In 2007, MUSC's Accreditation by the Southern Association of Colleges and Schools was reaffirmed with an exemplary recommendation that cited many achievements and the creativity of initiatives in inter-professional education.
MUSC has been proactive in providing the operational structure required for an effective HRPP and its oversight. Leadership places high priority on compliance and regulatory monitoring to ensure that all aspects of research integrity are valued and that the proper mechanisms are in place for education, training and continuing review. While the Associate Chief of Staff/Research and Development at the VAMC, the current Vice President for Academic Affairs/Provost at MUSC appointed to monitor for post-approval review of all human subjects research, which made the Ralph H. Johnson VAMC among the first in the country to do so. Monitoring by the Office of Compliance includes validation of required training, annual review of each individual research protocol, internal audits and mechanisms to follow implementation of any required corrective action. A similar office was established at MUSC in 2002 under the Office of Compliance. This concept was expanded in 2007 to include post-approval review of animal research protocols and in 2008 for work involving recombinant DNA and infectious materials as reviewed by the Institutional Biosafety Committee.

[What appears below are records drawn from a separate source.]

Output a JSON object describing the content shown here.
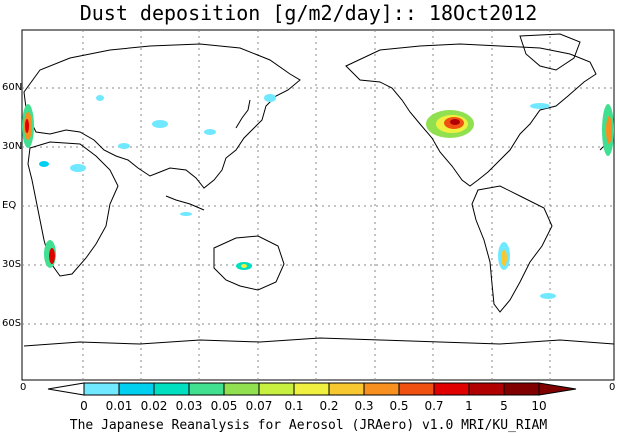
{
  "title": "Dust deposition [g/m2/day]:: 18Oct2012",
  "lat_labels": [
    "60N",
    "30N",
    "EQ",
    "30S",
    "60S"
  ],
  "colorbar": {
    "end_labels": [
      "0",
      "0"
    ],
    "ticks": [
      "0",
      "0.01",
      "0.02",
      "0.03",
      "0.05",
      "0.07",
      "0.1",
      "0.2",
      "0.3",
      "0.5",
      "0.7",
      "1",
      "5",
      "10"
    ],
    "colors": [
      "#ffffff",
      "#70e8ff",
      "#00d0f0",
      "#00e0c0",
      "#40e090",
      "#90e050",
      "#c8f040",
      "#f0f040",
      "#f8c830",
      "#f89020",
      "#f05010",
      "#e00000",
      "#b00000",
      "#800000"
    ]
  },
  "credit": "The Japanese Reanalysis for Aerosol (JRAero) v1.0 MRI/KU_RIAM"
}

An important indicator of the quality of our operations and the MUSC/VAMC partnership as well as our commitment to compliance and oversight is provided by the recent review of our Division of Laboratory Animal Resources by the Association for Assessment and Accreditation of Laboratory Animal Care (AAALAC). In July 2008, AAALAC granted MUSC/Ralph H. Johnson VA medical Center full accreditation for three years. The site visit team and the AAALAC Council described our program as "exemplary", a description used for very few academic laboratory animal programs. This is the eighth consecutive "full accreditation" for our animal program since 1987, a record that may be unprecedented for academic institutions.

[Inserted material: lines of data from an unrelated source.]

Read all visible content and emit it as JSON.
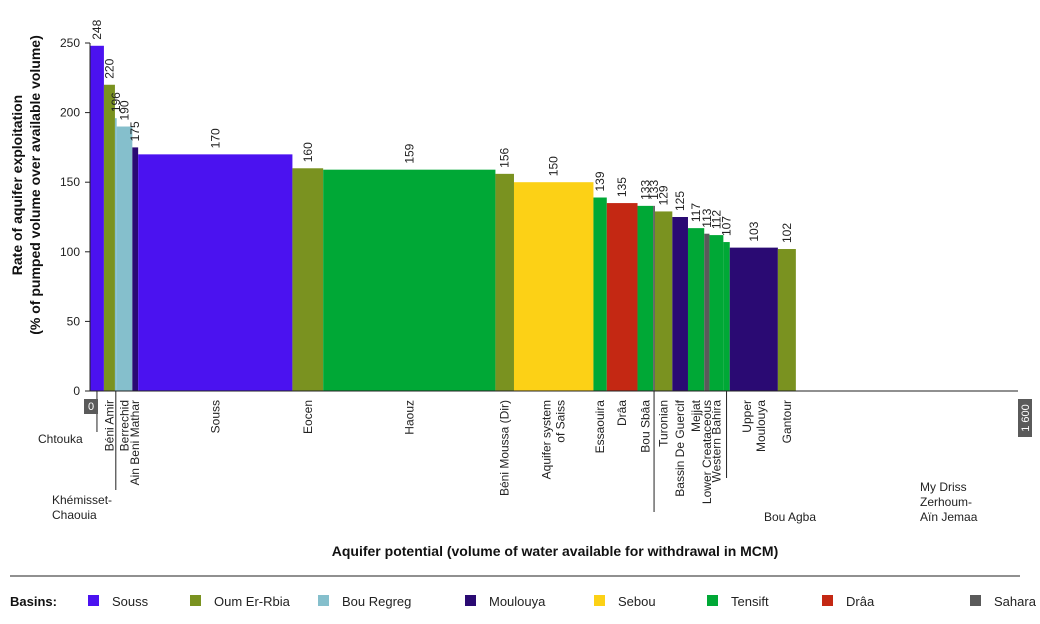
{
  "chart_data": {
    "type": "bar",
    "variable_width": true,
    "xlabel": "Aquifer potential (volume of water available for withdrawal in MCM)",
    "ylabel_line1": "Rate of aquifer exploitation",
    "ylabel_line2": "(% of pumped volume over available volume)",
    "ylim": [
      0,
      250
    ],
    "yticks": [
      "0",
      "50",
      "100",
      "150",
      "200",
      "250"
    ],
    "xlim": [
      0,
      1600
    ],
    "x_start_label": "0",
    "x_end_label": "1 600",
    "legend_title": "Basins:",
    "legend": [
      {
        "name": "Souss",
        "color": "#4b12f0"
      },
      {
        "name": "Oum Er-Rbia",
        "color": "#7a9220"
      },
      {
        "name": "Bou Regreg",
        "color": "#85bfcc"
      },
      {
        "name": "Moulouya",
        "color": "#2a0a73"
      },
      {
        "name": "Sebou",
        "color": "#fcd116"
      },
      {
        "name": "Tensift",
        "color": "#00a836"
      },
      {
        "name": "Drâa",
        "color": "#c42813"
      },
      {
        "name": "Sahara",
        "color": "#5a5a5a"
      }
    ],
    "bars": [
      {
        "name": "Chtouka",
        "value": 248,
        "basin": "Souss",
        "x0": 0,
        "x1": 24
      },
      {
        "name": "Béni Amir",
        "value": 220,
        "basin": "Oum Er-Rbia",
        "x0": 24,
        "x1": 43
      },
      {
        "name": "Khémisset-Chaouia",
        "value": 196,
        "basin": "Bou Regreg",
        "x0": 43,
        "x1": 46
      },
      {
        "name": "Berrechid",
        "value": 190,
        "basin": "Bou Regreg",
        "x0": 46,
        "x1": 73
      },
      {
        "name": "Ain Beni Mathar",
        "value": 175,
        "basin": "Moulouya",
        "x0": 73,
        "x1": 83
      },
      {
        "name": "Souss",
        "value": 170,
        "basin": "Souss",
        "x0": 83,
        "x1": 349
      },
      {
        "name": "Eocen",
        "value": 160,
        "basin": "Oum Er-Rbia",
        "x0": 349,
        "x1": 402
      },
      {
        "name": "Haouz",
        "value": 159,
        "basin": "Tensift",
        "x0": 402,
        "x1": 699
      },
      {
        "name": "Béni Moussa (Dir)",
        "value": 156,
        "basin": "Oum Er-Rbia",
        "x0": 699,
        "x1": 731
      },
      {
        "name": "Aquifer system of Saiss",
        "value": 150,
        "basin": "Sebou",
        "x0": 731,
        "x1": 868
      },
      {
        "name": "Essaouira",
        "value": 139,
        "basin": "Tensift",
        "x0": 868,
        "x1": 891
      },
      {
        "name": "Drâa",
        "value": 135,
        "basin": "Drâa",
        "x0": 891,
        "x1": 944
      },
      {
        "name": "Bou Sbâa",
        "value": 133,
        "basin": "Tensift",
        "x0": 944,
        "x1": 971
      },
      {
        "name": "Bou Agba",
        "value": 133,
        "basin": "Sahara",
        "x0": 971,
        "x1": 974
      },
      {
        "name": "Turonian",
        "value": 129,
        "basin": "Oum Er-Rbia",
        "x0": 974,
        "x1": 1004
      },
      {
        "name": "Bassin De Guercif",
        "value": 125,
        "basin": "Moulouya",
        "x0": 1004,
        "x1": 1031
      },
      {
        "name": "Mejjat",
        "value": 117,
        "basin": "Tensift",
        "x0": 1031,
        "x1": 1059
      },
      {
        "name": "Lower Creataceous",
        "value": 113,
        "basin": "Sahara",
        "x0": 1059,
        "x1": 1068
      },
      {
        "name": "Western Bahira",
        "value": 112,
        "basin": "Tensift",
        "x0": 1068,
        "x1": 1092
      },
      {
        "name": "My Driss Zerhoum-Aïn Jemaa",
        "value": 107,
        "basin": "Tensift",
        "x0": 1092,
        "x1": 1103
      },
      {
        "name": "Upper Moulouya",
        "value": 103,
        "basin": "Moulouya",
        "x0": 1103,
        "x1": 1186
      },
      {
        "name": "Gantour",
        "value": 102,
        "basin": "Oum Er-Rbia",
        "x0": 1186,
        "x1": 1217
      }
    ]
  }
}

The ongoing improvement and quality of our HRPP is initiated through multiple mechanisms including post-review monitoring, education, quarterly visits from external advisors and consultants, ongoing monitoring by the Office of Compliance, ongoing review of best practices, regularly scheduled review of the IRB operations and weekly discussions among the multiple offices involved in our HRPP (see HRPP Program Guide Section 9.1 - Human Research Audit Policy and Procedures and Section 9.3 - Quality Improvement Initiatives. Visiting academicians and consultants meet with staff and consult with the institutional and organizational officials responsible for our HRPP.
We consider the ongoing review of educational and training requirements for all individuals involved in human research to be another important vehicle for quality improvement and have training requirements in place for individuals just beginning in research and for continuing education through the CITI. In addition, the Office of Research Integrity developed a course "Core Clinical Research Training" that is now offered through our General Clinical Research Center for all research teams and coordinators involved in human research. In addition, many centers and institutes on campus have training and mentoring opportunities in place to assist in education and awareness. Finally, we have active community-based outreach and education programs to increase awareness in the community for human subjects' research.
MUSC HUMAN RESEARCH PROTECTION PROGRAM GUIDE
Many of the core aspects of our HRPP are captured in our MUSC Human Research Protection Program Guide that will be posted on the MUSC web site and freely available to guide both investigators and human research participants.